If you’ve seen a wind farm in action, you know modern wind turbines are pretty awe-inspiring—hulking giants all in a row, massive blades turning in the barest breeze. In the last few decades, turbine heights have more than tripled to go after greater gusts at higher altitudes, and they’ve sprouted rotors long as football fields to more efficiently catch all that energy.
The taller the turbine and the bigger its blades, the more electricity it can produce. But this only makes sense to a point—and that point is defined by simple economics.
In recent years, the trend toward taller wind turbines, in particular, has plateaued. Limited by manufacturing, labor, and transportation challenges, current technologies have faced some stiff headwinds. Which is why GE is looking to the future to break the stalemate. The company thinks 3D printing can double the height of its turbines without breaking the bank.
The company said this week that they’re working with partners COBOD and LafargeHolcim to engineer giant 3D printers that can print concrete turbine bases on site. The final design would be a hybrid, with the concrete base supporting a steel tower and turbine. The group completed a prototype base in fall 2019 and is aiming for production in 2023.
At 200 meters tall, the new turbines would dwarf today’s 80-meter models and would even look down on Seattle’s Space Needle. It’s hoped these gentle giants can further drive down the cost of wind power and maybe even spread it to less breezy locales.
The Tradeoffs of Taller Turbines
It’s well-known things get gustier the higher you go. A National Renewable Energy Laboratory (NREL) analysis found wind speeds in much of the US, especially in the eastern half, are up to 6 miles per hour greater at heights of 160 meters compared to 80 meters.
Building taller wind turbines makes intuitive sense. But it’s not that simple.
The height of highway overpasses, for example, is a key limiting factor. Because you need a wider base to support a taller turbine, beyond a certain tower height, the bases are too wide to be driven from factory to wind farm. You could build bases on site by assembling pre-cast concrete pieces or making molds and pouring the concrete there. But whichever method you favor, it’ll take more labor, time, and money.
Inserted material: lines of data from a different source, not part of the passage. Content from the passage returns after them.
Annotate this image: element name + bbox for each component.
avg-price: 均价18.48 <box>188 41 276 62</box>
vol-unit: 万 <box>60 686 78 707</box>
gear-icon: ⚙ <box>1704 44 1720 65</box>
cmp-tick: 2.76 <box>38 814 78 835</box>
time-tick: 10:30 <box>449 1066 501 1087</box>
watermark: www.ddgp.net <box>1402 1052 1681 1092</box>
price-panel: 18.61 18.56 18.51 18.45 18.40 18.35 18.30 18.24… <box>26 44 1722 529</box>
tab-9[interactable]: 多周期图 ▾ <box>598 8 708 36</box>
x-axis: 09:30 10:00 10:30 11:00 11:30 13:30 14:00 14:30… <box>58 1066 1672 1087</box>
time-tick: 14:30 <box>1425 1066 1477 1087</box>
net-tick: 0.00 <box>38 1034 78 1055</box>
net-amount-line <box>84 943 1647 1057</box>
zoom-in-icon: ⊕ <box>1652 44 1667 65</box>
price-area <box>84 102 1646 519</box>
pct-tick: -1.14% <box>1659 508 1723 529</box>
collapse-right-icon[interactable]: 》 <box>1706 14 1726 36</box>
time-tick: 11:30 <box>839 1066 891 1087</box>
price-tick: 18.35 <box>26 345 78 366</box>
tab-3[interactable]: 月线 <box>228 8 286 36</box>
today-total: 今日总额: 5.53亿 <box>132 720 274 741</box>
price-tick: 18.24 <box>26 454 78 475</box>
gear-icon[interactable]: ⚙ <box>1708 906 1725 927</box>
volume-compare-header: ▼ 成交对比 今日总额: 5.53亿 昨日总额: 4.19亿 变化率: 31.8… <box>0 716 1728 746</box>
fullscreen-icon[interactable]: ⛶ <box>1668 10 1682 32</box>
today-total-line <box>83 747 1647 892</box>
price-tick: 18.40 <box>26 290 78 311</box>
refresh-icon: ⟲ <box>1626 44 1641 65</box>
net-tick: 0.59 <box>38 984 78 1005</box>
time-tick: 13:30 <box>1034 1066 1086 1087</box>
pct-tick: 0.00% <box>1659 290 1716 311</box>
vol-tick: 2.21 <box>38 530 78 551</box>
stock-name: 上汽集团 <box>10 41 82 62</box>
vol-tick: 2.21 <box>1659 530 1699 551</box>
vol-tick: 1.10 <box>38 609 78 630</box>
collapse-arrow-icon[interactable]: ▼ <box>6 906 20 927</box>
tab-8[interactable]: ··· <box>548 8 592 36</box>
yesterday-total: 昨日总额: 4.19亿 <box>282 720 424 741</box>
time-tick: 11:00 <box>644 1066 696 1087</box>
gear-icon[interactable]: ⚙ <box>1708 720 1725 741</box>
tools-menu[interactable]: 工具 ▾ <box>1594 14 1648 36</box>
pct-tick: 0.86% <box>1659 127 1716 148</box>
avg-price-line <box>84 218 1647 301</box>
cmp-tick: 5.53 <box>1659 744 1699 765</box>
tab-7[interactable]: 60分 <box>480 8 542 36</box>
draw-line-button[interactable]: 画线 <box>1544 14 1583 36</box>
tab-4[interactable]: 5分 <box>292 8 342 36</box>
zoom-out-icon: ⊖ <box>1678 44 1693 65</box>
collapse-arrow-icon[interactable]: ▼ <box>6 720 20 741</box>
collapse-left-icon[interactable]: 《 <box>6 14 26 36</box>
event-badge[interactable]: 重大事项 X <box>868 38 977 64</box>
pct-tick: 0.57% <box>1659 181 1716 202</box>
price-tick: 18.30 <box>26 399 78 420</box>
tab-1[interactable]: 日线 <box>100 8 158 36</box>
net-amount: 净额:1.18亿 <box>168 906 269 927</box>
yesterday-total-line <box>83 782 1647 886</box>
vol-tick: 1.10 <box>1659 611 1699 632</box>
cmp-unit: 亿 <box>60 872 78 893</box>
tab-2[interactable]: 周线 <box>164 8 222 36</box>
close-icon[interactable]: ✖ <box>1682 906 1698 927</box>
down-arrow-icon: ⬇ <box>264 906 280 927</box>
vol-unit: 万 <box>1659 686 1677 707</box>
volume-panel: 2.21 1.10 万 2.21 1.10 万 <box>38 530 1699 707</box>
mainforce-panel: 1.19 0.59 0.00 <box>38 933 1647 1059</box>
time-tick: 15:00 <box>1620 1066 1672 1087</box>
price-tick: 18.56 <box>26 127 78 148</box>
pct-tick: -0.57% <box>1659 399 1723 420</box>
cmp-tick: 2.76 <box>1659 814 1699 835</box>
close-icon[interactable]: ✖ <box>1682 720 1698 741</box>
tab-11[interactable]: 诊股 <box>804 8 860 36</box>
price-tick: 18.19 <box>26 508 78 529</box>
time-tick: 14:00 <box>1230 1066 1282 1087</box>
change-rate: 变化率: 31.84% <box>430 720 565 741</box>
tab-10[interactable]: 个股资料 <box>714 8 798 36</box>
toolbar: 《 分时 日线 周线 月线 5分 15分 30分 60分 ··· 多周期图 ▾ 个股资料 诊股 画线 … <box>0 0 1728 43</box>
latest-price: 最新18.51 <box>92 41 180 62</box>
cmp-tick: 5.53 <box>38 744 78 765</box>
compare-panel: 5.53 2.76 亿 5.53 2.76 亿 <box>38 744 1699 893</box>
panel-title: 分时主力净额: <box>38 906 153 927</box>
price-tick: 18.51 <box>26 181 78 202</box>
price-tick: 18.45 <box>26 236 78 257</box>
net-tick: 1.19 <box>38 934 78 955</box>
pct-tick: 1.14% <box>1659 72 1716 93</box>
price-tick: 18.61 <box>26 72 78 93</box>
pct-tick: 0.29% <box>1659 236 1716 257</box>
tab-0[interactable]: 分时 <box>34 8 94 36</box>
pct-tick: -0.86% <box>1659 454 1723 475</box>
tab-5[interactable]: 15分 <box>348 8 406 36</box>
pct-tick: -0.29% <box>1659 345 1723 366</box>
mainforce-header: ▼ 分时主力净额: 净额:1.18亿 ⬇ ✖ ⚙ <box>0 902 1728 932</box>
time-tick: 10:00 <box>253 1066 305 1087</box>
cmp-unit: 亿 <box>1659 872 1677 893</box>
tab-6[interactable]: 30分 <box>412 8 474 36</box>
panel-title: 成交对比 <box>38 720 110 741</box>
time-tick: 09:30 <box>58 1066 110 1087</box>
At some point, the added expense outweighs the extra energy a taller turbine can harvest.
According to the NREL report, current technologies may be able break the economic bottleneck, but none are an obvious silver bullet. The authors, however, do mention that 3D printing concrete bases on site, while not yet proven feasible, could solve many of these problems. Much of the process, for example, would be automated, requiring less labor and time.
No surprise then that GE, one of the biggest wind turbine makers in the world and a manufacturing titan with 3D printing experience, figures the technology is worth a shot.
If We Can 3D Print a House…
At peak hype, desktop 3D printers got all the love, even though affordable machines mostly maxed out at the fabrication of plastic tchotchkes. Industrial 3D printing, on the other hand, has been making greater strides. Large industrial 3D printers can whip up rockets and houses. And the latter are, obviously, most relevant to GE’s wind turbine work.
Printing large structures, like houses, requires special concrete that’s strong, doesn’t gum up the printer, and dries just fast enough. The dream of 3D printed houses goes back at least two decades, but recently, things have heated up. Just last year, for instance, ICON and New Story 3D printed a community of 50 concrete houses.
GE will likely print their turbine bases using similar techniques. Their prototype base, printed last October in Copenhagen, is 10 meters tall and was printed layer by layer, its two walls joined together by a sinuous line of concrete layered into the middle.
GE will design the wind turbines, COBOD will build the 3D printer, and LafargeHolcim will make a proprietary blend of concrete for the job. In the next few years, the group hopes to finish a full-scale wind turbine prototype with 3D printed base, a production printer, and enough materials to scale. If it all works out, the new turbines could produce as much as 33 percent more power and become practical in more places.
“What you’re looking at is a technology that enables the industry to go to a new level,” Paul Veers, chief engineer at the National Wind Technology Center and a senior research fellow at the National Renewable Energy Laboratory, told the Verge. “It’s a stepping stone into the next generation of wind plants.”
While less sexy manufacturing methods are usually still most economically practical, sometimes 3D printing can save time, money—and in this case, maybe the planet.